Combien de familles sur le Val de Saône ?
  • 3 familles, composées de femmes seules et de 5 enfants, sans aucune solution,
  • 6 familles (11 adultes et 12 enfants) prises en charge à l’hôtel cet hiver par le 115,
  • 12 familles (22 adultes et 33 enfants) prises en charge par le 115 depuis au moins l’hiver dernier en hôtel ou appartement,
  • 5 familles (9 adultes et 14 enfants) sans solution, prises en charge par les associations et les familles accueillantes. 
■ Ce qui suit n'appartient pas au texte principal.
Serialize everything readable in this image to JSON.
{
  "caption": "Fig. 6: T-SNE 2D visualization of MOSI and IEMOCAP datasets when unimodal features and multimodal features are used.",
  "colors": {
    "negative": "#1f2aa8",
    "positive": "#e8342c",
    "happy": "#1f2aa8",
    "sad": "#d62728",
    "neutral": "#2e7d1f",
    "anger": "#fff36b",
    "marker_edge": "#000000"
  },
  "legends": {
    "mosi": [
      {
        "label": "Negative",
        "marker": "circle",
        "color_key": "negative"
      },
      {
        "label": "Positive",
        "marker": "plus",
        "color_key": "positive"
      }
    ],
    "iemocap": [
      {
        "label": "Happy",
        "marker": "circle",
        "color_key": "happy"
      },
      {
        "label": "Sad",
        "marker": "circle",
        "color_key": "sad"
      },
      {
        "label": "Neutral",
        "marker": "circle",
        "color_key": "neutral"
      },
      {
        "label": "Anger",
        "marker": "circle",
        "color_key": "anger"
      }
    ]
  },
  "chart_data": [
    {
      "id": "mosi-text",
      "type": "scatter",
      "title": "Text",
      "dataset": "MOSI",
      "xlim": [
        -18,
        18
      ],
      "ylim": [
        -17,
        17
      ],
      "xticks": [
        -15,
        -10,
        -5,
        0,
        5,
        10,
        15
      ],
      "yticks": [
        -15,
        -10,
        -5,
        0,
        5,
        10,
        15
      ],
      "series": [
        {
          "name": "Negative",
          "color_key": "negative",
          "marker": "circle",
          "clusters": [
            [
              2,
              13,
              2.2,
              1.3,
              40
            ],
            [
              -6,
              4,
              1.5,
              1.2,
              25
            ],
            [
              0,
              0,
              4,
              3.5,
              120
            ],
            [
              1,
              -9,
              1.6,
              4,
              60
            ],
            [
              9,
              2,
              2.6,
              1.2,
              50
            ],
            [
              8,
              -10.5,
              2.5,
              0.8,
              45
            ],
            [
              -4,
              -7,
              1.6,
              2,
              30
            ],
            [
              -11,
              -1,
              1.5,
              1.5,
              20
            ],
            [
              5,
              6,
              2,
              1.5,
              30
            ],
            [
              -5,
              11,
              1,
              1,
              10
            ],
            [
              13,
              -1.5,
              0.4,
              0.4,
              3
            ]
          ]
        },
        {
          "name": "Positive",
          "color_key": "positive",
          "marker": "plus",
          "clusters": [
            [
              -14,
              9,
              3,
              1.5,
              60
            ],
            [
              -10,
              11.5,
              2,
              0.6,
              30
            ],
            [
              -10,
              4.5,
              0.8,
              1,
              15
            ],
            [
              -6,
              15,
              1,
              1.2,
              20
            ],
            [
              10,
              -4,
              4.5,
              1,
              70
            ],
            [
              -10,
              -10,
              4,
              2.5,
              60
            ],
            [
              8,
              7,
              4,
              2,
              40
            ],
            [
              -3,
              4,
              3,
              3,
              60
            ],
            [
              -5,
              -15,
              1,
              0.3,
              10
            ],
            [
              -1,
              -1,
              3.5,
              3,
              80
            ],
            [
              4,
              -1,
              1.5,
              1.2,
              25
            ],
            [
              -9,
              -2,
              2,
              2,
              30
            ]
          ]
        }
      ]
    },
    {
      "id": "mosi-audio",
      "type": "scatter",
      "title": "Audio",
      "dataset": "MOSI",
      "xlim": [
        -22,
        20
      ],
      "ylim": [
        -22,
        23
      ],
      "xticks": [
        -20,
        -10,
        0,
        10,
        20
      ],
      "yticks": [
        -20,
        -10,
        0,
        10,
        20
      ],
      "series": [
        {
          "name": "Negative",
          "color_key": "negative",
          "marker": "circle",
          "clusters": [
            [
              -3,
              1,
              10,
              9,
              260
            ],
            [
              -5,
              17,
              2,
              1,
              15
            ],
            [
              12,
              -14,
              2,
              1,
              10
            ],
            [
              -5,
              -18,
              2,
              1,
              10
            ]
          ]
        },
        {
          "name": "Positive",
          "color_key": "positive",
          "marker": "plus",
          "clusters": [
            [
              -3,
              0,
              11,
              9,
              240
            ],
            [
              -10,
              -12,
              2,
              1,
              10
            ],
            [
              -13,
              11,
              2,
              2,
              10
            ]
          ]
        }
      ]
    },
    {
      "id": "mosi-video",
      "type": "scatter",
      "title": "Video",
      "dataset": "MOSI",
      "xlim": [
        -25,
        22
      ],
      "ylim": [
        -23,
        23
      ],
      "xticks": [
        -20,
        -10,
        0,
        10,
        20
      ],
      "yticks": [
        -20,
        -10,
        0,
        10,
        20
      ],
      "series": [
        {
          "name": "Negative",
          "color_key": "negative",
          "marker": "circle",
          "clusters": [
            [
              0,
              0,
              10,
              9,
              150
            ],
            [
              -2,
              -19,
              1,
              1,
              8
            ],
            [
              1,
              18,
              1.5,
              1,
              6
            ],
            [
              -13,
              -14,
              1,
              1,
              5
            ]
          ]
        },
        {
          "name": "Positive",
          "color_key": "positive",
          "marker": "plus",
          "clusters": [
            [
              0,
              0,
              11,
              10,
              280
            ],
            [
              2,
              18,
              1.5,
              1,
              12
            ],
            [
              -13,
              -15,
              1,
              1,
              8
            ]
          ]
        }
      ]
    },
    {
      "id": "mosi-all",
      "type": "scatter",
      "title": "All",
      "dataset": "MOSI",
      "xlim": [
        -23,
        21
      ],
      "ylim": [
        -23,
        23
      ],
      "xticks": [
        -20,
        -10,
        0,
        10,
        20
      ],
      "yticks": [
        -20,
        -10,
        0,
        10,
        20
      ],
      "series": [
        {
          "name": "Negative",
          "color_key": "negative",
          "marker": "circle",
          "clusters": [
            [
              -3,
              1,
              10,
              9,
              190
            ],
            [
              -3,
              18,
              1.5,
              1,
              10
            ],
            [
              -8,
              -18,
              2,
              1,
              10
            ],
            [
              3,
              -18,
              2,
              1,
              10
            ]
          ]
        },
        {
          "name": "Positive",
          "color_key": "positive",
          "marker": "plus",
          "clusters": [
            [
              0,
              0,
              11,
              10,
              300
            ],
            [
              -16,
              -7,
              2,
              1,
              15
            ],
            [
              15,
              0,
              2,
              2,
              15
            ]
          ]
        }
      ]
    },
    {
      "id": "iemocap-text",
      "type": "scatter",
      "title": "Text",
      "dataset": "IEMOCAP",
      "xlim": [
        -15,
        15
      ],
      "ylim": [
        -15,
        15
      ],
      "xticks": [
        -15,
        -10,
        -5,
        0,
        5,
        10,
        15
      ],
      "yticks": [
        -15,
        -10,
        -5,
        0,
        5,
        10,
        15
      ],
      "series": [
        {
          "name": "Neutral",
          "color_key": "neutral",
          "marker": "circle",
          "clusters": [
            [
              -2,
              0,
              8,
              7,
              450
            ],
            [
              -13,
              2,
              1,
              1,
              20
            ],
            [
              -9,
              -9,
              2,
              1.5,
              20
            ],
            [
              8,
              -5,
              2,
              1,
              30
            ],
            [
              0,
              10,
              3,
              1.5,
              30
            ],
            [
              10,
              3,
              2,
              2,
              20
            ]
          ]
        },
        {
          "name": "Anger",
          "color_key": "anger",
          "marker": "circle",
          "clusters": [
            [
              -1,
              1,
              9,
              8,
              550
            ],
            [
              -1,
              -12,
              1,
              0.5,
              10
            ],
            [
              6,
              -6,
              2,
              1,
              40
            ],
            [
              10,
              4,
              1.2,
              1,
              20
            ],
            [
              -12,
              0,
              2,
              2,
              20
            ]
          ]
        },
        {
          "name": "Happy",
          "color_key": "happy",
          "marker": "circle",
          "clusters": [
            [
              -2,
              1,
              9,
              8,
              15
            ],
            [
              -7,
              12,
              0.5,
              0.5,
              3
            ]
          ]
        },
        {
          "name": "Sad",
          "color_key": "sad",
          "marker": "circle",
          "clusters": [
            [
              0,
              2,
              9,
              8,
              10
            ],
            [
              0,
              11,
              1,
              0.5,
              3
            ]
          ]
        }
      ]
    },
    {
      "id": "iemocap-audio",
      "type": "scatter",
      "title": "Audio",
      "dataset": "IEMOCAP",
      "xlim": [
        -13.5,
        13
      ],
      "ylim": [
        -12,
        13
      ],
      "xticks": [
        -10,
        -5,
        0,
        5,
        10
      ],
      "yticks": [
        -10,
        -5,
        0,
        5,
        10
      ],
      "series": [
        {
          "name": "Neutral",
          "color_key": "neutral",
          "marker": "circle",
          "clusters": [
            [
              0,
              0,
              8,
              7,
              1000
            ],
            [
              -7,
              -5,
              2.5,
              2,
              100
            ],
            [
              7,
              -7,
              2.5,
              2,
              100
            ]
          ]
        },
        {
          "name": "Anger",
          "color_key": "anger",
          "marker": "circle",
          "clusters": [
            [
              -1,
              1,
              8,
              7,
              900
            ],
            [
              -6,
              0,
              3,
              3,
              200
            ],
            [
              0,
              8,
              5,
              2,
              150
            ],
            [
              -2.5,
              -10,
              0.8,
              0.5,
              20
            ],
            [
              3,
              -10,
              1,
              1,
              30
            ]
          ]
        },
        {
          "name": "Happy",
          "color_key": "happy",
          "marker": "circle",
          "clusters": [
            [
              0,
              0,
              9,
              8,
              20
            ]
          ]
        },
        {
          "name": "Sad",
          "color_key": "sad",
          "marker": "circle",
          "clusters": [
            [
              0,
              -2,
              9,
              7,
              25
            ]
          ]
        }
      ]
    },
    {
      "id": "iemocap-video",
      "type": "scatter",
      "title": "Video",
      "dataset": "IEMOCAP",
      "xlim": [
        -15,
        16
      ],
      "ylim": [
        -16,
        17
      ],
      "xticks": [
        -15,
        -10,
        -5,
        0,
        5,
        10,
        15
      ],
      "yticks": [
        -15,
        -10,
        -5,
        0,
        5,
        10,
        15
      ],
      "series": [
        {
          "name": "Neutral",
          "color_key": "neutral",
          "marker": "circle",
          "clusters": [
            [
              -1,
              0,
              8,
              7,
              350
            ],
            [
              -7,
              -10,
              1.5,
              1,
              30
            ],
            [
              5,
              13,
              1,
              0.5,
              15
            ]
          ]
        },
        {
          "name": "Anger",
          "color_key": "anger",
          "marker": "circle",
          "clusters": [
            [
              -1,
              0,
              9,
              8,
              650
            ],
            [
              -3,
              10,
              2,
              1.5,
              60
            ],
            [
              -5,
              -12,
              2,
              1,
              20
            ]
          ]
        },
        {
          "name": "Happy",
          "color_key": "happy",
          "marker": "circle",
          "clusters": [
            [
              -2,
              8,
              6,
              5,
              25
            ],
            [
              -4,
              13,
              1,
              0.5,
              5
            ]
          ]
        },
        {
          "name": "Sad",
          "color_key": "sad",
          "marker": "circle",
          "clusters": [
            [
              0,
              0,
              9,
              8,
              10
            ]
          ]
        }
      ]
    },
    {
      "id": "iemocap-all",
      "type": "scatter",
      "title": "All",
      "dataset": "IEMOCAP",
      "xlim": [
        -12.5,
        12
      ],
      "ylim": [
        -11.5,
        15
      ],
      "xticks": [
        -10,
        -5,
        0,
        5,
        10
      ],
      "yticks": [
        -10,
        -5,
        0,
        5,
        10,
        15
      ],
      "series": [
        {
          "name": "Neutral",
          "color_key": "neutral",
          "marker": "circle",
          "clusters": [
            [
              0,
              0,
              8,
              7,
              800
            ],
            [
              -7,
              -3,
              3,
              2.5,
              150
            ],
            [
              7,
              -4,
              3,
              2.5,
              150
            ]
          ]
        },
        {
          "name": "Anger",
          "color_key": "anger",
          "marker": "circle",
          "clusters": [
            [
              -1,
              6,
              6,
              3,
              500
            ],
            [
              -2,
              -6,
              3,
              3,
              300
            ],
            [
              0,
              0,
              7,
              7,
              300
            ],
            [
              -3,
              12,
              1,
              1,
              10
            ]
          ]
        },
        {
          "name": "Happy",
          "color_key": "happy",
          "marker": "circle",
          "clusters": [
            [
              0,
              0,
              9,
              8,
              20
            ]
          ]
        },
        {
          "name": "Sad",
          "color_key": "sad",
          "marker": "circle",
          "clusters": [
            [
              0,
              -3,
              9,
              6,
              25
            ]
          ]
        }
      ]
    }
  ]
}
  • Fuir son pays, ce n’est pas rien
     
    Accueillir des étrangers ? Pour moi, cela remonte à très loin, à mon enfance.
     
    D'Algérie arrivent des hommes seuls, que je vois sur les routes, cramponnés à leurs marteaux-piqueurs. L'hiver, ils meurent de froid dans des cabanes. Le journal est plein de ces histoires. Insupportable. Je voudrais pouvoir faire quelque chose ... et ne peux que leur donner un sourire quand je les croise dans la rue.
     
    1973, coup d'Etat au Chili. L'espoir d'un monde meilleur est étouffé dans le sang. Des réfugiés chiliens, nombreux, sont accueillis en France. Ils sont logés et obtiennent très vite leur statut de réfugiés. Reste à les aider à trouver leur place dans notre pays. Nous recevons une famille, puis une autre et encore une autre avec lesquelles nous restons amis. Les coups d'Etat se succèdent en Amérique latine. Arrivent d'autres réfugiés. La proximité de la langue avec les premiers leur permet d'arriver chez nous : il s'agit de les  aider à rédiger leurs demandes d'appel pour obtenir l'asile politique. Pas d'argent pour l’avocat. Une première demande  rédigée par un compatriote qui dominait bien mal le français, pleine d'incohérences. Je réalise combien il suffit de peu de choses pour que, malgré le désir de bien faire, le vécu d'un être soit déformé avec les conséquences que cela entraine.
     
    Vint la guerre de Yougoslavie. Pour nous qui avions été par deux fois dans ce pays et avions aimé l'impression du « vivre ensemble » de ces populations, ce fut un déchirement. D'autres guerres et encore d'autres guerres, dans ce Moyen orient, dans cette Afrique ou notre présence est trop souvent peu (ou trop) claire.
     
    Et dans ce même temps, « la crise » se développe, entrainant dans son sillage trop de xénophobie, comme l'ont toujours fait les crises. Alors le droit d'asile se rétrécit. Une famille à qui a été refusé le statut de réfugiée est mise à la porte de son centre d'accueil et se retrouve à la rue. Mais comment retourner dans un pays qu'elle a fui car sa sécurité, celle des adultes, des enfants  n'était plus assuré ?  Fuir son pays, ce n'est pas rien et il faut avoir de très sérieuses raisons pour le faire.
     
    Pour nous, comment accepter que cette famille rencontrée à deux pas de chez nous puisse dormir dans la rue ? Insupportable.
     
    Accueillir chez soi une famille c'est bien sûr accepter certaines contraintes, mais c'est finalement bien plus facile qu'on ne le croit. C'est connaître de nouvelles  cultures, de nouveaux récits, c'est apprendre à se comprendre, c'est comprendre que le « a » ou le « u » par exemple ne se prononcent jamais de la même façon dans les différentes langues. C'est nouer des relations privilégiées avec ces enfants qui apprennent si vite notre langue et servent d'interprètes à leurs parents ; ces enfants qui portent tout le poids des souffrances, des détresses de leurs parents et qui font preuve d'un si fort désir de vivre, et pour cela de vivre chez nous, avec nous. Ces enfants conscients que de leur réussite scolaire dépend la possibilité d'obtenir une carte de séjour… un jour.
     
    Durant ces dix dernières années nous avons accueilli 10 familles pour des périodes plus ou moins longues. Nous laissons à la famille notre clef que nous soyons là ou en vacances et n'avons jamais eu à nous en repentir, tout au contraire. C'est une bonne protection contre le vol !
     
    Et pour nous qui sommes devenus si vieux, ces familles nous apportent une présence précieuse quand l'un de nous est absent ou malade.
     
    Mais cela reste et doit rester une solution provisoire car le bonheur pour ces familles c'est bien d'avoir un petit « chez soi » afin de pouvoir vraiment commencer une autre vie dans notre pays. « Un toit est un droit ».